The Henry Luce Foundation awarded the museum with a $350,000 grant to present exhibitions in the Daniel Cowin Gallery through 2024 after discussions with the museum’s patrons and members about how to widen their audience and attract more visitors to their exhibits. The subsequent discussions centered on how contributors could assist the museum in maintaining the momentum from its 60th anniversary the previous year and its 30th anniversary in its Lincoln Square home in 2019.

The Alexanders decided to offer sustained assistance.

The Alexanders said in a statement that their longstanding passion for folk art has grown out of what started as an interest in advertising graphics and trade signage. The American Folk Art Museum is the best location in our opinion for presenting, studying, and celebrating the significance, brilliance, and breadth of folk art.

The Alexanders refused to respond to questions for this piece. Busch claimed that despite giving the museum one of its largest gifts in history—a $5 million gift—the couple, who prefer to stay out of the spotlight, weren’t interested in being recognized for it. Nevertheless, he claimed that they enjoyed the notion of owning the branding rights to his position.

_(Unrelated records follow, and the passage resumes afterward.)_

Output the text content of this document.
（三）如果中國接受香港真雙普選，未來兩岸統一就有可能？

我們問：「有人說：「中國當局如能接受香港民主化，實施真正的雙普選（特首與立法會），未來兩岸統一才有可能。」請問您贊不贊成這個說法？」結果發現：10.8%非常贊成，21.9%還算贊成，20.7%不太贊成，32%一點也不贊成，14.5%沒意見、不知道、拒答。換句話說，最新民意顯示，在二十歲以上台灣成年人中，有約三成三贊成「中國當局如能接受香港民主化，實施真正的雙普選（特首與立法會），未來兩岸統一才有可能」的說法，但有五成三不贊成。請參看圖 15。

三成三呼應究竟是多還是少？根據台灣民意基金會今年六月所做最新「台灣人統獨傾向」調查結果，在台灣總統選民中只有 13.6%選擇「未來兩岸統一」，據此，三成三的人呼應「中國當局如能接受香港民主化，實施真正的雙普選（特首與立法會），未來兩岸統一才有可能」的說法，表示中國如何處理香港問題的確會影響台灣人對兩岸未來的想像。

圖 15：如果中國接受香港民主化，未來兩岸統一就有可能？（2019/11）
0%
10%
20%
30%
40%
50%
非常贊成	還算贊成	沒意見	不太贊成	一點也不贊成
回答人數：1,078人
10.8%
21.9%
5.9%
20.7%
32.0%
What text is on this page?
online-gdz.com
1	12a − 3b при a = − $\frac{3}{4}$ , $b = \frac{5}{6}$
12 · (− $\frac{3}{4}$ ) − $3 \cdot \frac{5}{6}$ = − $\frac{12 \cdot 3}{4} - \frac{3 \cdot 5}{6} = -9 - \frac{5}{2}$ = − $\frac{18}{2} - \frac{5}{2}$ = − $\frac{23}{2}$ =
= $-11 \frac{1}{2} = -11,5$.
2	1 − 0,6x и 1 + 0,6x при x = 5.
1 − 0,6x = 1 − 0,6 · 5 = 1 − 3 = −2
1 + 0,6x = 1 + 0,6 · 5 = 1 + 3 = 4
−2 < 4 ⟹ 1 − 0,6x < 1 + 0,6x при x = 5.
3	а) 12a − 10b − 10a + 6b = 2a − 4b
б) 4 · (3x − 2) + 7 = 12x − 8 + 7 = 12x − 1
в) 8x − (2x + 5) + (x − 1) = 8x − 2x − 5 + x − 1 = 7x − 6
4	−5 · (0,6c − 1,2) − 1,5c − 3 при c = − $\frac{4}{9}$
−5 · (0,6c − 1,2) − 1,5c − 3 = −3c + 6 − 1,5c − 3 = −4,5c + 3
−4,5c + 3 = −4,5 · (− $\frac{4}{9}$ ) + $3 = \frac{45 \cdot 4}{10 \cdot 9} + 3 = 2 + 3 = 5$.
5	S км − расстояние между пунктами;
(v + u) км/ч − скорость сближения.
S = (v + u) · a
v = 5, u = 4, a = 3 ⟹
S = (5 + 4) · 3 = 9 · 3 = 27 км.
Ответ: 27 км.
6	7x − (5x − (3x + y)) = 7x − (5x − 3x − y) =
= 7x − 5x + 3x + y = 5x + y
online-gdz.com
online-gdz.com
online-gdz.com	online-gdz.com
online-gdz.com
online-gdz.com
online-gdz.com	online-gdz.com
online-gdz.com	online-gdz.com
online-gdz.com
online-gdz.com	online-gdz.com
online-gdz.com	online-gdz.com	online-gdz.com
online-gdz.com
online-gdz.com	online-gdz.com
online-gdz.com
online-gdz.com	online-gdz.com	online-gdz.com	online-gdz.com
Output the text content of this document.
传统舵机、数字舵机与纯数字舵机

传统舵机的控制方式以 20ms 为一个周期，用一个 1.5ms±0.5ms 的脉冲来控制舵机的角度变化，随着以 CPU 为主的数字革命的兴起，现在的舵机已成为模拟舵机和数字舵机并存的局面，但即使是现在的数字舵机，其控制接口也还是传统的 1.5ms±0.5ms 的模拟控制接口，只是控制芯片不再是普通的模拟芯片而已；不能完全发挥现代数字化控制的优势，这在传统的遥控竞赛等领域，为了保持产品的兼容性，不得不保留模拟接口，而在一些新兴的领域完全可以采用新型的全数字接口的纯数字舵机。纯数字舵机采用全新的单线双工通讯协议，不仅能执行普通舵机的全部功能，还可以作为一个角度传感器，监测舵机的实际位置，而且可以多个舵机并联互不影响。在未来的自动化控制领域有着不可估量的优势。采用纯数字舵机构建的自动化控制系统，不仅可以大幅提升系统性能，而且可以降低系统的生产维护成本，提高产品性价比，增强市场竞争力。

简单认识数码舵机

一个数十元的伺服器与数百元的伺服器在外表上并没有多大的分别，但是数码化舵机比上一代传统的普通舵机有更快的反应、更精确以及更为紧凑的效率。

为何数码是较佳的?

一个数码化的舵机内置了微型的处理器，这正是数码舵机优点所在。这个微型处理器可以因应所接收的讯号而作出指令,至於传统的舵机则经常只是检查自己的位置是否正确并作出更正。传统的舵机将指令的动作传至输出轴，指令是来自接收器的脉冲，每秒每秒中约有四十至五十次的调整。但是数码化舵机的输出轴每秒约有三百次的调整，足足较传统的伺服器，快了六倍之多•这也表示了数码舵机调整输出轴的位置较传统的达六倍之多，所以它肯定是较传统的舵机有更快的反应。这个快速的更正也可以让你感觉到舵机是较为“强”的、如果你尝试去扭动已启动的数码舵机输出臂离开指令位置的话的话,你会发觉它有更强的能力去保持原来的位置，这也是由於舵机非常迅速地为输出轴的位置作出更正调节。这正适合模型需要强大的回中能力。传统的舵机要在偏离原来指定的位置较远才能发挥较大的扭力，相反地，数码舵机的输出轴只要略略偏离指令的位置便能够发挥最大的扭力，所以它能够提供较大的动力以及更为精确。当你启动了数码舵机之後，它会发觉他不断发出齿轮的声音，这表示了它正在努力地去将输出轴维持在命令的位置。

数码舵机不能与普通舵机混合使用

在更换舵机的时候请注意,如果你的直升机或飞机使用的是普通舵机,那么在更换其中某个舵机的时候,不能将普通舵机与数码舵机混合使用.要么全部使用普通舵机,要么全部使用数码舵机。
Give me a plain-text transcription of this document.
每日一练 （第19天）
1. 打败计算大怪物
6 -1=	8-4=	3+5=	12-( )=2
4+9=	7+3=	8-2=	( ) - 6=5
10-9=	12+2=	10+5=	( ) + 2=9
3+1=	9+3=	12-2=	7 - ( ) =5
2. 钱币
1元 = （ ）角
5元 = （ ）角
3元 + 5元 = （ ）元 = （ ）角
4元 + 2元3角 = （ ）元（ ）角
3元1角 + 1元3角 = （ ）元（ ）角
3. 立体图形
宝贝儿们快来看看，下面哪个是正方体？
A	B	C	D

It is unexpected, Busch said. “They stated, “This is essential to us because we want to do that if the museum can leverage our name, linked with your position, to greater financial gain and resources down the road. “

Of course, universities have traditionally utilized benefactors’ names in certain professor or department head positions to provide prestige and demonstrate dedication to the job being done. Other industries tend to name buildings or wings after contributors rather than positions, thus the practice isn’t as common there.

Busch believes that might alter. He expresses hope that the Alexanders’ generosity demonstrates their faith in the museum and its mission and expresses his happiness at having the opportunity to use their name in his title.

We’re talking about a couple who have been so charitable and who are based in the middle of the nation, not on the East Coast or in New York, he said. “It illustrates the influence our museum has on society at large. international as well. I want to see the museum there.